Of the increasing number of books I have read in relation to statistics (yes this is worrying me!), few have changed the way I think about and report studies in the way that ‘Understanding The New Statistics’ has. Within this highly recommended read, authored by Geoff Cumming (2012), I was particularly drawn to his argument for an estimation manner of thinking about statistics.
Estimation thinking within statistics focuses on the size of an relationship between X and Y or the size of a difference between groups. This school of thought asks such questions as ‘to what extent?’ or ‘how much?’; whereas the popular, dichotomous way of thinking employed in null-hypothesis testing (NHST) merely tells us whether an effect exists or not, and thus asks only one simple question, namely, ‘is there an effect?’.
NHST is the staple of undergrad statistics classes..even if it is apparent that many lectures aren’t able to correctly describe NHST as ‘the probability of finding a said effect if the null hypothesis were true’ (Haller & Kraus, 2002). But NHST suffers from a number of limitations…
- NHST doesn’t tell us whether an effect is important or not. For example a small effect can be significant in a large sample (although I’m not saying small effects can have no practical importance). For magnitude of effects we should look to the effect sizes advocated within estimation thinking.
- Just because a result is not significant it doesn’t mean we can accept the null hypothesis i.e. that there is no effect in our study, or , more precisely, in the population that our study’s sample represents. a significant value (ie. p < .05 by conventional standards). NHST also doesn’t tell us that the null is false, just highly unlikely.
- The actual techniques we see when reporting NHST (e.g. a cut off of p < .05 ) have little evidential basis. Fisher’s original approach was to present a range of p values, from values of p that suggested strong evidence for an effect (p < .01) and evidence that could be considered weak (p >.20). In comparison, Neyman and Pearson’s approach to significance testing, was to set a pre-specified alpha level and choose whether or not to reject the null hypothesis and accept the alternate hypothesis. Realistically, the NHST we often see in textbooks and taught in classrooms is an ‘ugly’ mish-mash of these two approaches toward significance testing.

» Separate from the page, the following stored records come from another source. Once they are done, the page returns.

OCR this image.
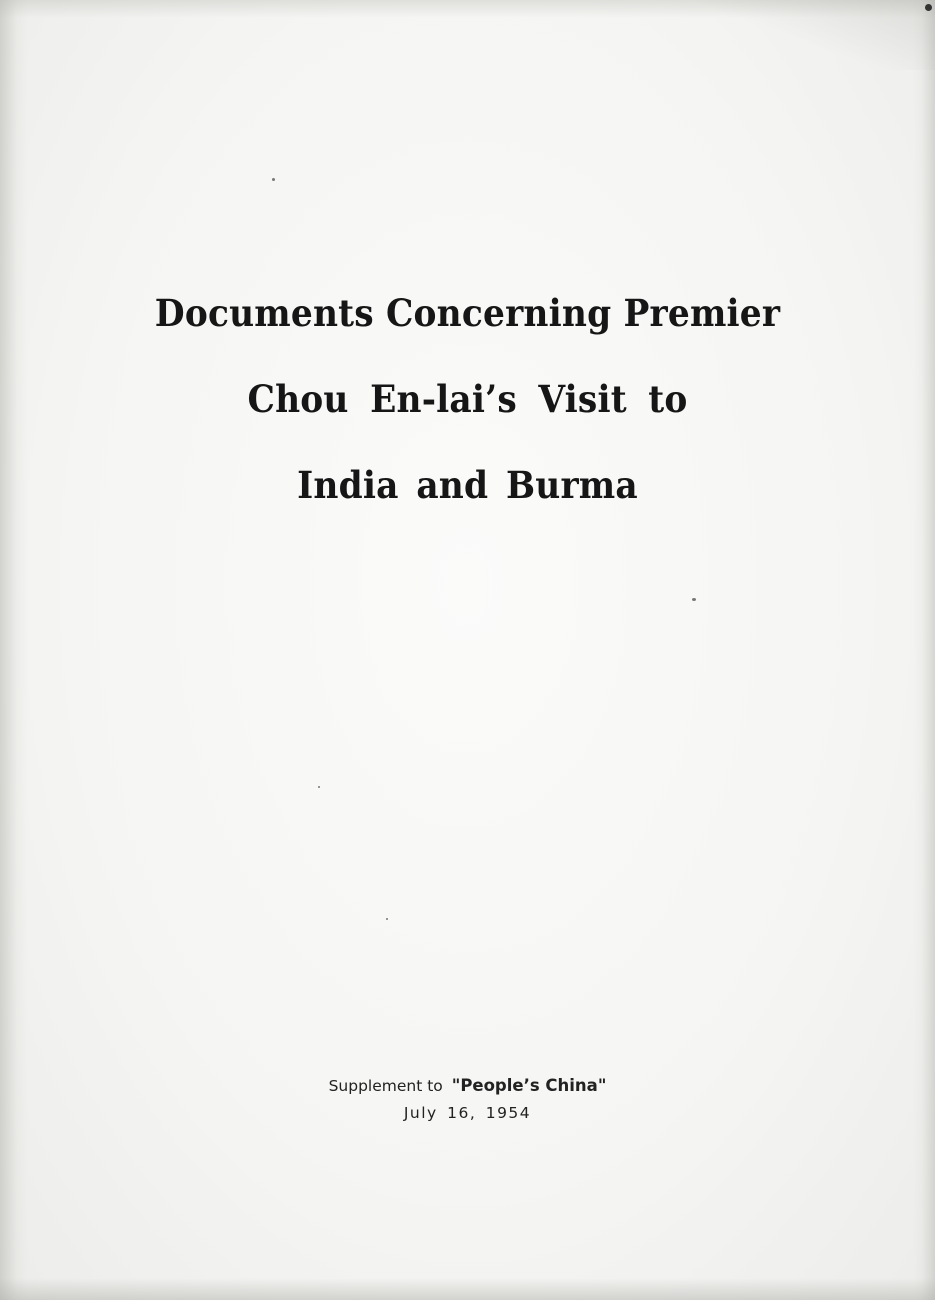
Documents Concerning Premier
Chou En-lai’s Visit to
India and Burma
Supplement to "People’s China"
July 16, 1954
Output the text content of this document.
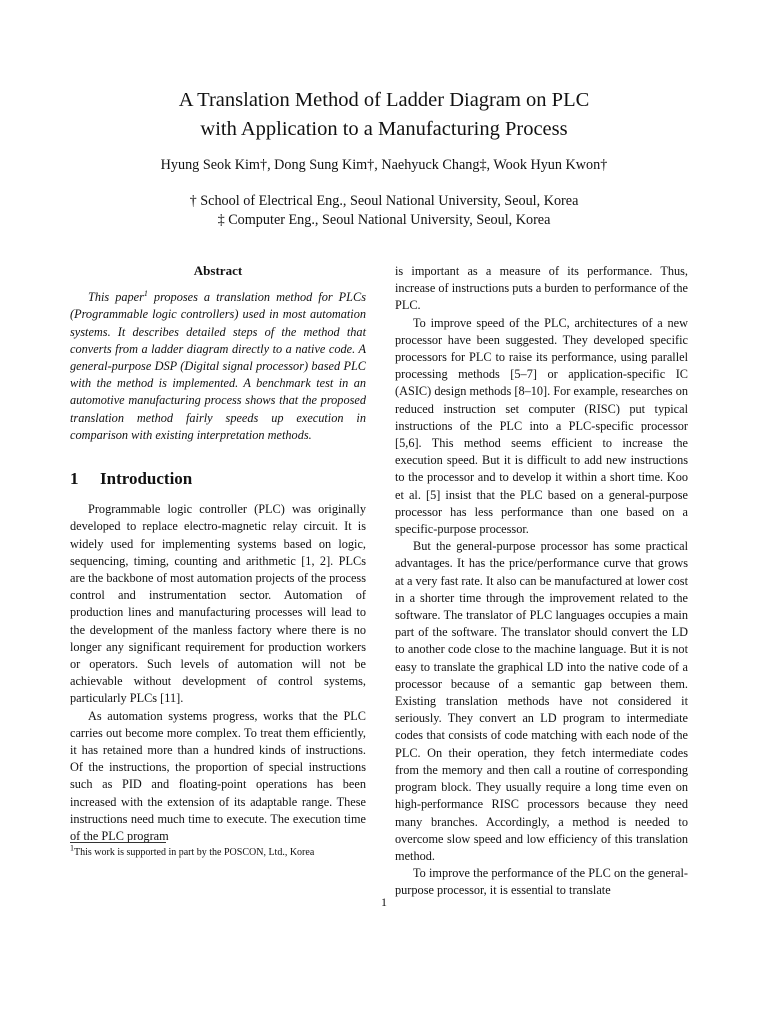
A Translation Method of Ladder Diagram on PLC
with Application to a Manufacturing Process
Hyung Seok Kim†, Dong Sung Kim†, Naehyuck Chang‡, Wook Hyun Kwon†
† School of Electrical Eng., Seoul National University, Seoul, Korea
‡ Computer Eng., Seoul National University, Seoul, Korea
Abstract

This paper$^1$ proposes a translation method for PLCs (Programmable logic controllers) used in most automation systems. It describes detailed steps of the method that converts from a ladder diagram directly to a native code. A general-purpose DSP (Digital signal processor) based PLC with the method is implemented. A benchmark test in an automotive manufacturing process shows that the proposed translation method fairly speeds up execution in comparison with existing interpretation methods.

1 Introduction

Programmable logic controller (PLC) was originally developed to replace electro-magnetic relay circuit. It is widely used for implementing systems based on logic, sequencing, timing, counting and arithmetic [1, 2]. PLCs are the backbone of most automation projects of the process control and instrumentation sector. Automation of production lines and manufacturing processes will lead to the development of the manless factory where there is no longer any significant requirement for production workers or operators. Such levels of automation will not be achievable without development of control systems, particularly PLCs [11].

As automation systems progress, works that the PLC carries out become more complex. To treat them efficiently, it has retained more than a hundred kinds of instructions. Of the instructions, the proportion of special instructions such as PID and floating-point operations has been increased with the extension of its adaptable range. These instructions need much time to execute. The execution time of the PLC program

is important as a measure of its performance. Thus, increase of instructions puts a burden to performance of the PLC.

To improve speed of the PLC, architectures of a new processor have been suggested. They developed specific processors for PLC to raise its performance, using parallel processing methods [5–7] or application-specific IC (ASIC) design methods [8–10]. For example, researches on reduced instruction set computer (RISC) put typical instructions of the PLC into a PLC-specific processor [5,6]. This method seems efficient to increase the execution speed. But it is difficult to add new instructions to the processor and to develop it within a short time. Koo et al. [5] insist that the PLC based on a general-purpose processor has less performance than one based on a specific-purpose processor.

But the general-purpose processor has some practical advantages. It has the price/performance curve that grows at a very fast rate. It also can be manufactured at lower cost in a shorter time through the improvement related to the software. The translator of PLC languages occupies a main part of the software. The translator should convert the LD to another code close to the machine language. But it is not easy to translate the graphical LD into the native code of a processor because of a semantic gap between them. Existing translation methods have not considered it seriously. They convert an LD program to intermediate codes that consists of code matching with each node of the PLC. On their operation, they fetch intermediate codes from the memory and then call a routine of corresponding program block. They usually require a long time even on high-performance RISC processors because they need many branches. Accordingly, a method is needed to overcome slow speed and low efficiency of this translation method.

To improve the performance of the PLC on the general-purpose processor, it is essential to translate

$^1$This work is supported in part by the POSCON, Ltd., Korea
1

- NHST is also severely limited in the inferences it gives us about our population as a whole i.e. what our study sample is trying to represent. In contrast, the confidence intervals commensurate with estimation thinking offer a range of plausible values that the population effect size could be, as well as indicating the precision of our estimate in relation to what one could expect to find in our study’s population.
So why the popularity of NHST? Well it may be that we simply crave the reassurance of all or nothing thinking (cf. Dawkins, 2004); indeed one sees evidence of dichotomous thinking in the media every day…people are described as introverted or extroverted, racist or not racist, sexist or not sexist….and so on. Yet psychologists will tell you that behaviours generally occur on a continuum; likewise statisticians such as Cummings (2012) suggest that the best way for us to think about and explain our research findings is to account for the continuum of what the results actually tell us.
In Cummings’ (2012) book he argues that we should move towards an estimation approach to statistical inference, broadening the way that we, and just as importantly, our readers, think about statistics. Estimation thinking focuses on the best point estimate of the parameter we are interested in, which is represented by the use of effect sizes, which give some indication of the magnitude of our results and allows us to easily compare across studies. For example by calculating Cohen’s d, along with means and standard deviations, we can collaborate with other researchers to compare studies and also bring studies together to better inform our scientific theories (in the form of meta analysis). As previously mentioned the confidence intervals around this effect size can also tell us more about what we would expect to see in replications of our study, and thus inform us about the parameter measured in our population as a whole.
I hope you can see that by promoting estimation thinking through the use of effect sizes and confidence intervals not only can one gain greater inference from their own data, but they can help other researchers to interpret and build on their data and together build stronger theories, as opposed to merely proposing that X differs from Y, or X predicts Y. Surely this move away from mere ‘whether or not’ NHST thinking can only benefit researchers and, in turn, end users alike.
Cumming, G. (2012). Understanding the new statistics: Effect sizes, confidence intervals, and meta-analysis. New York,
NY: Routledge.
Dawkins, R. (2004). A devil’s chaplain: Reflections on hope, lies, science, and love. New York,
NY: Houghton Mifflin Harcourt.
Haller, H., & Krauss, S. (2002). Misinterpretations of significance: A problem students share with their teachers. Methods of Psychological Research, 7(1), 1-20.